Applicants bear the burden of establishing that they fall within the scope of the exception granted in Carter 2016. In Re HS, Ms. S presented her evidence in the form of two personal affidavits which appended various relevant records, including statements from her treating physician and the physician who planned to assist in her death.
Madam Justice Martin noted that, while Ms. S’ evidence was sufficient to demonstrate that she satisfied the five Carter 2015 criteria in the form it was presented, it is preferable to have affidavits sworn by the physicians themselves rather than attaching their statements as an exhibit to the applicant’s affidavit. This position is consistent with the position taken by the British Columbia Supreme Court in its recent practice advisory, which requires affidavit evidence from the applicant, as well as the applicant’s treating physician and the physician expected to assist in the applicant’s death.
A cross-jurisdictional order
The Attorney General of British Columbia questioned whether an Alberta order would grant the necessary authority for medical practitioners in British Columbia to assist in Ms. S’ death, but made no submissions on this point. Notwithstanding the cross-jurisdictional aspects of the application, Madam Justice Martin was confident that the Alberta Court had the jurisdiction to grant a permissive and protective order which would be valid in British Columbia because the Carter 2016 exemption:
- is personal to the qualifying individual applicant and should accompany that individual throughout Canada;
- flows from the applicant’s Charter rights; and
- is granted in relation to a country-wide, federal prohibition.
She further stated that the exemption clearly contemplates the assistance of others, and the fact that those individuals may be from a different jurisdiction is secondary to the exemption itself.
The role of other health care professionals
The Alberta Court took note of the debate which has arisen from the lack of specificity in Carter 2015 which, if any, health professionals other than physicians are protected by that decision.

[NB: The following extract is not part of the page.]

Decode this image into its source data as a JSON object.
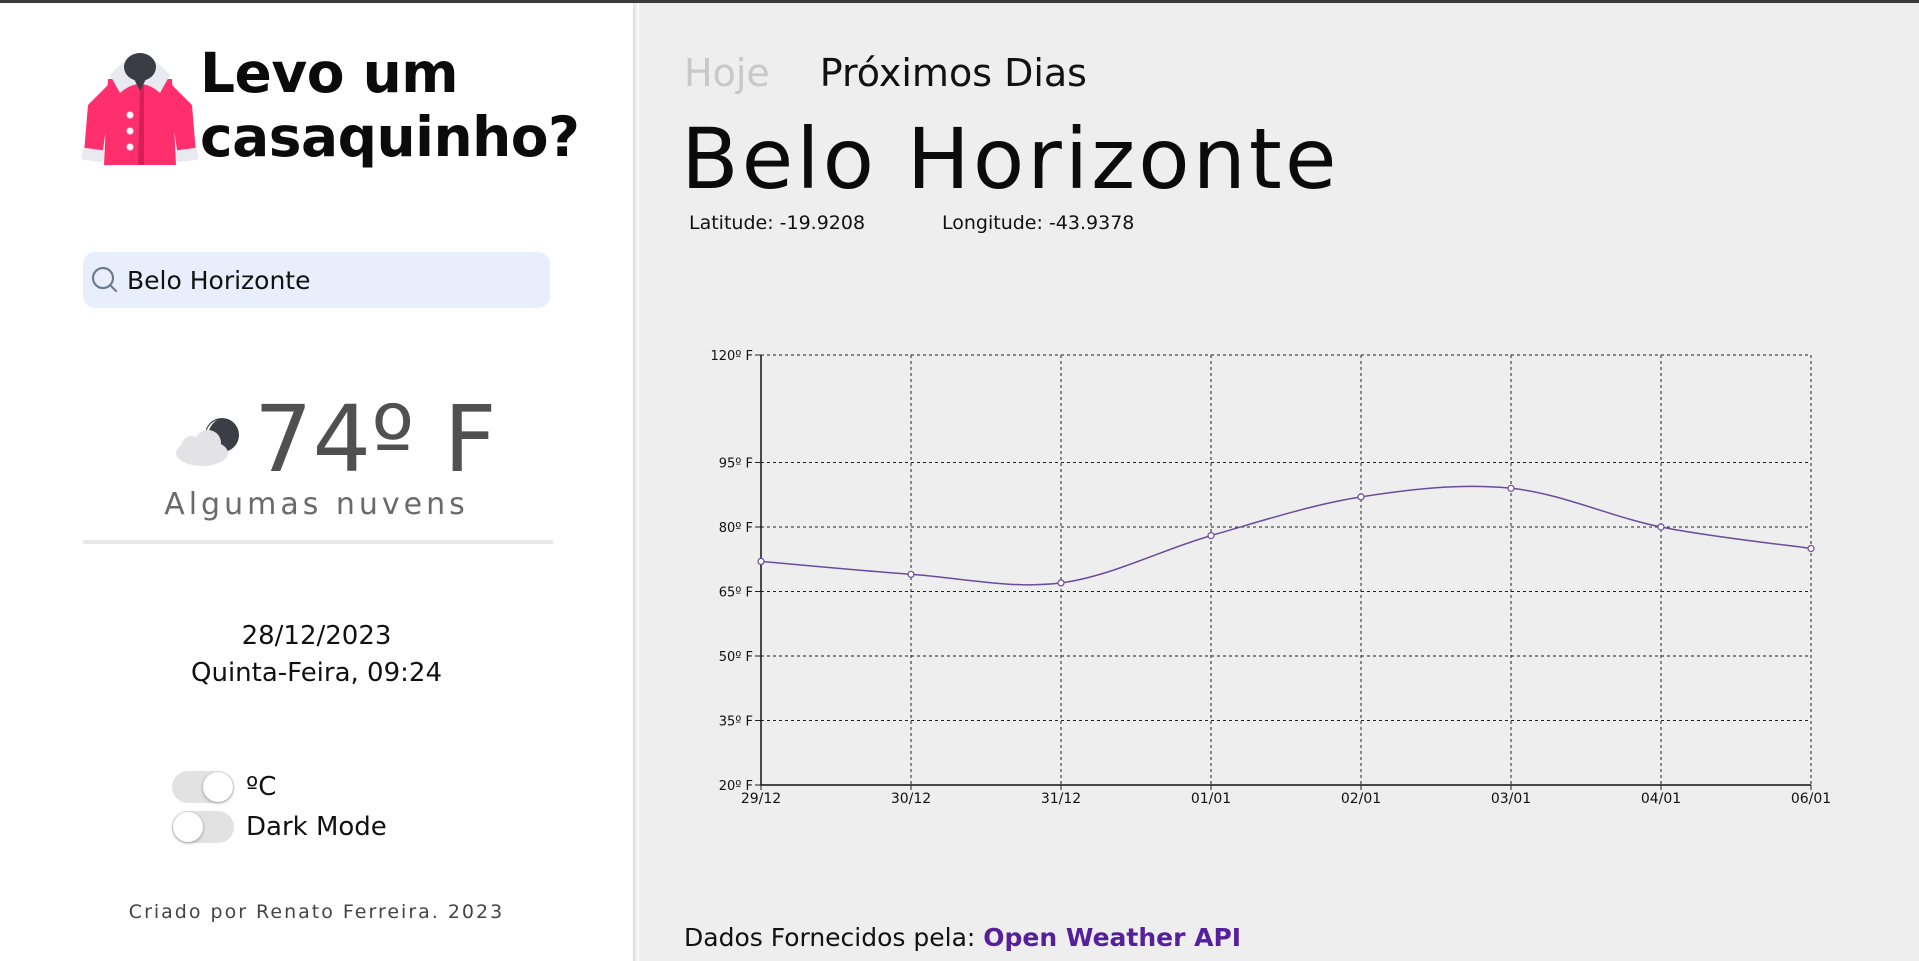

In the case of pharmacists, Madam Justice Martin expressly stated in Re HS that licensed pharmacists who are required to prepare and provide the medications for an authorized physician-assisted death are “necessarily and definitionally” protected. However, because Ms. S planned her death involving only physicians, the participation of other professionals, including nurses, was not addressed. It remains uncertain whether a similarly definitive statement can be made with respect to the rest of the multidisciplinary health care team and it would, in our view, be prudent to specifically refer to nurses or other professionals anticipated to be involved in the court order itself.
In response to the Court’s comments in Re HS, on March 3, 2016, the College of Pharmacists of British Columbia changed its position with respect to the involvement of its registrants in physician-assisted deaths. Licensed pharmacists are now permitted to dispense the required drugs for a physician-assisted death if so authorized by a court order in each individual case.